Nvidia has launched open-source AI agent “ NemoClaw” at GTC 2026, demonstrating the US-based chipmaker’s shift towards agentic AI in the midst of OpenClaw hype.
Until now, the tech landscape has been gripped with the surging popularity of OpenClaw, an autonomous agent that acts as an assistant to perform multiple tasks. Even OpenClaw mania has reached China and different Chinese companies are introducing their versions of Claws.
During the keynote address, the CEO of Nvidia Jensen Huang said, “OpenClaw opened the next frontier of AI to everyone and became the fastest-growing open source project in history.”
“Mac and Windows are the operating systems for the personal computer. OpenClaw is the operating system for personal AI. This is the moment the industry has been waiting for — the beginning of a new renaissance in software,” he added.
Despite OpenClaw’s growing popularity, the open-source AI agent has been flagged due to security reasons. According to the cybersecurity experts, OpenClaw is capable of accessing private data, communicating externally and making it vulnerable to harmful content, which the researchers called it “lethal trifecta.”
Here what makes Nvidia’s newly unveiled NemoClaw more distinguished is its ability to deliver more security and privacy.
The NemoClaw platform will allow companies to deploy AI agents, helping the firms to automate complex and multistep tasks for their entire workforce.

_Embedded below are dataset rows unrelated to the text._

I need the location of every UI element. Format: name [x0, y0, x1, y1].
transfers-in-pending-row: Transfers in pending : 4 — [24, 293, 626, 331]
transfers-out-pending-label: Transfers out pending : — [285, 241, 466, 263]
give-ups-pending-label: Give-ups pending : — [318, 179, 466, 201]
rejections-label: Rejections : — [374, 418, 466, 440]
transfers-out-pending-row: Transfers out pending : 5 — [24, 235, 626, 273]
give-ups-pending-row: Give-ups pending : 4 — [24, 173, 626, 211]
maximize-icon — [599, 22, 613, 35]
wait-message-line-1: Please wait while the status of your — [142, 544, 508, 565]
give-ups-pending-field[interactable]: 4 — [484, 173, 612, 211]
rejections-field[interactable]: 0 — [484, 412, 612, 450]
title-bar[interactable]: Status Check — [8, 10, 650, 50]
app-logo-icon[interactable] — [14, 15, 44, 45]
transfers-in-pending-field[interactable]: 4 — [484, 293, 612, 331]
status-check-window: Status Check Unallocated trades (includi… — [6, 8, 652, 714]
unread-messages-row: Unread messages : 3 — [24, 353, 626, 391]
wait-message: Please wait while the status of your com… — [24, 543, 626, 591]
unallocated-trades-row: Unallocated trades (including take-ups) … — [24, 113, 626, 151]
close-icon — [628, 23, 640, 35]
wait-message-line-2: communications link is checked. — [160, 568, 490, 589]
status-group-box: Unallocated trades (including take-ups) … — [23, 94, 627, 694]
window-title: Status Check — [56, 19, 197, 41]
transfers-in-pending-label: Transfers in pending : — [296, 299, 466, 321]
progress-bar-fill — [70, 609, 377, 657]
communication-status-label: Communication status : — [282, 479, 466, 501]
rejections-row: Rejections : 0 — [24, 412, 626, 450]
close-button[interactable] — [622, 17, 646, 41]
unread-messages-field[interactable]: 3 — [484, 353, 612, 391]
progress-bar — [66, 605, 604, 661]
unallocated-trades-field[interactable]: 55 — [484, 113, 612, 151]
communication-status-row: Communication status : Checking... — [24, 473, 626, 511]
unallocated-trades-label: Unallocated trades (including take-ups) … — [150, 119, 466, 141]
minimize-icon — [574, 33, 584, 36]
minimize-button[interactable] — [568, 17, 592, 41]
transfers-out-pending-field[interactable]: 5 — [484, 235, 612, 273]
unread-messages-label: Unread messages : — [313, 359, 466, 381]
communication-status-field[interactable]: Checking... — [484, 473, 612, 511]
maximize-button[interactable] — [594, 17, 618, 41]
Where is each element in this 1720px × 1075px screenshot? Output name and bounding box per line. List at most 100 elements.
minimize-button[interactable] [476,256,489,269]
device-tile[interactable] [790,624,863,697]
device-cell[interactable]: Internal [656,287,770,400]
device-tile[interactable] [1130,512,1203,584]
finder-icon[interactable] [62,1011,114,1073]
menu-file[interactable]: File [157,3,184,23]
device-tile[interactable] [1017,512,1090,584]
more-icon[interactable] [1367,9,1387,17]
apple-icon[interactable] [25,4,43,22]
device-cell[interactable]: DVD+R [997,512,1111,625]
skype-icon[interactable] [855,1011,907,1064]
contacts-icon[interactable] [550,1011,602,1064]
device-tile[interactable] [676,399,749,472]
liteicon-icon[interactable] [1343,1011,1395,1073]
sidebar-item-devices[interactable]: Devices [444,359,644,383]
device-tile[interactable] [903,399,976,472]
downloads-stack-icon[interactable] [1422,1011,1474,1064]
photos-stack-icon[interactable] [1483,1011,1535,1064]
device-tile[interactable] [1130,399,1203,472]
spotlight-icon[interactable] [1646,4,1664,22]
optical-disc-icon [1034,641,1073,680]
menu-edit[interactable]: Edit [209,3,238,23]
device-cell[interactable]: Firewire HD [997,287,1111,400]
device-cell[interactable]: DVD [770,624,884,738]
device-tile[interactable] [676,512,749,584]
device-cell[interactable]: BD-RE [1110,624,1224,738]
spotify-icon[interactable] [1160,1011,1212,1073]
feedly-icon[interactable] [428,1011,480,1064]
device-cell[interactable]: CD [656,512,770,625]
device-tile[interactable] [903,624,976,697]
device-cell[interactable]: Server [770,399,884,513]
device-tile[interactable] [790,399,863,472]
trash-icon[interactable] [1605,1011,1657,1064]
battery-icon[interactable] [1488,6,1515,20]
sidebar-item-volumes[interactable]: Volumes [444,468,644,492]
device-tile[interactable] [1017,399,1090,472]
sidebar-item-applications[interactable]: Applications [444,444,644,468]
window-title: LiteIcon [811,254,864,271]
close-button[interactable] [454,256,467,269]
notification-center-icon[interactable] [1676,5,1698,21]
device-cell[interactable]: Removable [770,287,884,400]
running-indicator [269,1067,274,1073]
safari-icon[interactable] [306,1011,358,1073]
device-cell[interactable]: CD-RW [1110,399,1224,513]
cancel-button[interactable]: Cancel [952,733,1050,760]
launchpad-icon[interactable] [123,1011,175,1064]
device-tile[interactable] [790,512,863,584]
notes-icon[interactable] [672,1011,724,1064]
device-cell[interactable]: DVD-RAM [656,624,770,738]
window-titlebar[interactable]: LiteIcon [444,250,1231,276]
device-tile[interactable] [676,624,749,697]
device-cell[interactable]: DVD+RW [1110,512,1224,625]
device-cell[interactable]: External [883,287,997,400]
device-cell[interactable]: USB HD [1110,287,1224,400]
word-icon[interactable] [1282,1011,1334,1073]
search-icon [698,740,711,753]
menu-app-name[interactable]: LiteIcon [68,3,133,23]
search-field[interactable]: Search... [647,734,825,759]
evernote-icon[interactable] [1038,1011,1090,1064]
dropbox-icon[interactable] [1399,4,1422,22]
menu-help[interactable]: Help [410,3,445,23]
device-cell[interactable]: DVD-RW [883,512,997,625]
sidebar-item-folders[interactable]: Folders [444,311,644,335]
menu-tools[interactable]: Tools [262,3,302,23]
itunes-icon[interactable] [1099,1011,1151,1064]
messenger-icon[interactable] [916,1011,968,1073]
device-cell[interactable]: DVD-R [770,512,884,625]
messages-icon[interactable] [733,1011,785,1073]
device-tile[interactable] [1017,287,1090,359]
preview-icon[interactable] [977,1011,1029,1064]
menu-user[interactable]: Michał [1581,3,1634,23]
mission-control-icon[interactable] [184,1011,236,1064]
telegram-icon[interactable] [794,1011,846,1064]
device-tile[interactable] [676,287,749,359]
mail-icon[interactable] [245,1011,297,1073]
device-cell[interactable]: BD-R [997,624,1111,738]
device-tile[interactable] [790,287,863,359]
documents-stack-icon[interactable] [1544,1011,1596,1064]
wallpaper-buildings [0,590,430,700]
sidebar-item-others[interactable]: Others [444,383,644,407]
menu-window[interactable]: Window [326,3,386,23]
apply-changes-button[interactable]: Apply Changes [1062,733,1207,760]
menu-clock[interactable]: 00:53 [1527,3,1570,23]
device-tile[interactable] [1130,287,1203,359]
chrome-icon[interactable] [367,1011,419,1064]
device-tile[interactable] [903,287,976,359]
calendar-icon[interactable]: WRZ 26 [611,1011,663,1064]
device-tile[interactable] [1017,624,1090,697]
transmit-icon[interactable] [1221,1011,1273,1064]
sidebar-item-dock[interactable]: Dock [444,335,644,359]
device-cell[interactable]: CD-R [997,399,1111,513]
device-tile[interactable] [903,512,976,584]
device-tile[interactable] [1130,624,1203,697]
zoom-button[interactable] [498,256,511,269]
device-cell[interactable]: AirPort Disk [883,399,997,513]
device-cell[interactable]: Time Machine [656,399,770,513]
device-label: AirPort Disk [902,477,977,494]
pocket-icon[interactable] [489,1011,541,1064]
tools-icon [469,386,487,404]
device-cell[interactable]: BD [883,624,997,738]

Nvidia NemoClaw is an open-source software stack designed to enhance the OpenClaw platform with advanced privacy and security controls.
NemoClaw consists of multiple components. The first element is OpenShell that is responsible for enforcing policy-based guardrails and giving users strict control over agent behaviour and data handling.
The other component is the new open-source tool that OpenShell powers, is an existing Nvidia project called Nemotron. It comprises more than a half dozen AI models that help in different tasks such as assessing graphs and generating texts.
By using a privacy router, the agents can use frontier models running in the cloud. The integration of local and cloud models helps the agents to learn new skills and finish tasks according to defined privacy-related instructions.
NemoClaw allows users to deploy “self-evolving” agents across various environments with a single command.
The stack optimizes local compute resources to run high-performance models locally, reducing costs and increasing data privacy.
The model is currently available in early preview.